An Introduction to Murakami

I wish I could write listless fiction. Like Murakami does. A story needn't have a beginning or an end. Either. It can be, peacefully be, a random extract from time. Happenings of a day, or an hour, or a lifetime. It needn't even carry any direct meaning. Or a climax. Or a moral. A story in itself is a being. It begs no justification. It can be about a man getting random telephone calls all day, or making spaghetti brunch for himself, or listening to records, or taking a train alone. Or an elephant vanishing into the blue, or an insomniac woman driving around all night, or a man with nothing but a strange sounding name. It can be about me-you. It needs a faceless narrator yes, one who is neither happy, nor sad. Who is neutral enough to merge with Murakami's canvas. And his sole job is to narrate, read out Murakami's fucking brilliant mind like a dispassionate reader. Isn't the man a genius? And genius is clearly an understatement. There are days, when all I can fantasize about is reading him. He addicts me. With his bare words. I don't know how to stop. Or to look the other way. I am obsessed, with him, like I am never with other stuff. 

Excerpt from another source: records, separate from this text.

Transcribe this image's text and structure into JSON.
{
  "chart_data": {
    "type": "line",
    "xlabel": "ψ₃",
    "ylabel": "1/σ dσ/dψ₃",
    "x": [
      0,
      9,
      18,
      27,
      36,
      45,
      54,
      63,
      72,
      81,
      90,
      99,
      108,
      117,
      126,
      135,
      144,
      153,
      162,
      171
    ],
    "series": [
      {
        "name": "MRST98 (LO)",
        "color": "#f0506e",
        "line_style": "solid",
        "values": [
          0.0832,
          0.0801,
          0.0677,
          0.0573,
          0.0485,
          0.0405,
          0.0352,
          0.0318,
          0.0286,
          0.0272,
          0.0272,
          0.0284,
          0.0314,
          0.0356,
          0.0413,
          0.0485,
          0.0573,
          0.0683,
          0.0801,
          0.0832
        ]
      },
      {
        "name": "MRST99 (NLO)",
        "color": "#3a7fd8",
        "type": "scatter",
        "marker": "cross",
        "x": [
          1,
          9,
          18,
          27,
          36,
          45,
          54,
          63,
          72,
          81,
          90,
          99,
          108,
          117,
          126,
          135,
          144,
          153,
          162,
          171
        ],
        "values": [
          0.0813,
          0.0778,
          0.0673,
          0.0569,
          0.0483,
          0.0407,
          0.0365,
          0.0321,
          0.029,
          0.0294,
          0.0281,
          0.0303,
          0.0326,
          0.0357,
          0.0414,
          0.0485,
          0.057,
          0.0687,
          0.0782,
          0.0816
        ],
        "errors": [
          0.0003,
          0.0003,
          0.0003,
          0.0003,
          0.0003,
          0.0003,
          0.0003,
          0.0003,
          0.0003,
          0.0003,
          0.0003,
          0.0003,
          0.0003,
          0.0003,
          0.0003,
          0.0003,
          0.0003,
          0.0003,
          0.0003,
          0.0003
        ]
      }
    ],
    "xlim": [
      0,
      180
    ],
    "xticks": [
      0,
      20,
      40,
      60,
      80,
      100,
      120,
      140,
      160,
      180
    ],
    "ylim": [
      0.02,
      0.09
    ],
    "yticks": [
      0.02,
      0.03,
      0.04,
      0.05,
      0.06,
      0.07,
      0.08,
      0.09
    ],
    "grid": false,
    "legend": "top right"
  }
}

Probably, I love him so because in his incomplete unpredictable abrupt endings, I have snuggled up to a new found comfort that not everything is entitled to a meaning. And things can be, just because they are. Just for the sake of being, and nothing else. And I am otherwise so fatigued with jumping to conclusions and drawing deductions that I find a certain relief in Murakami. It's okay. It's normal. And even if it's not, that's okay too.

That's okay too. Because Murakami says so.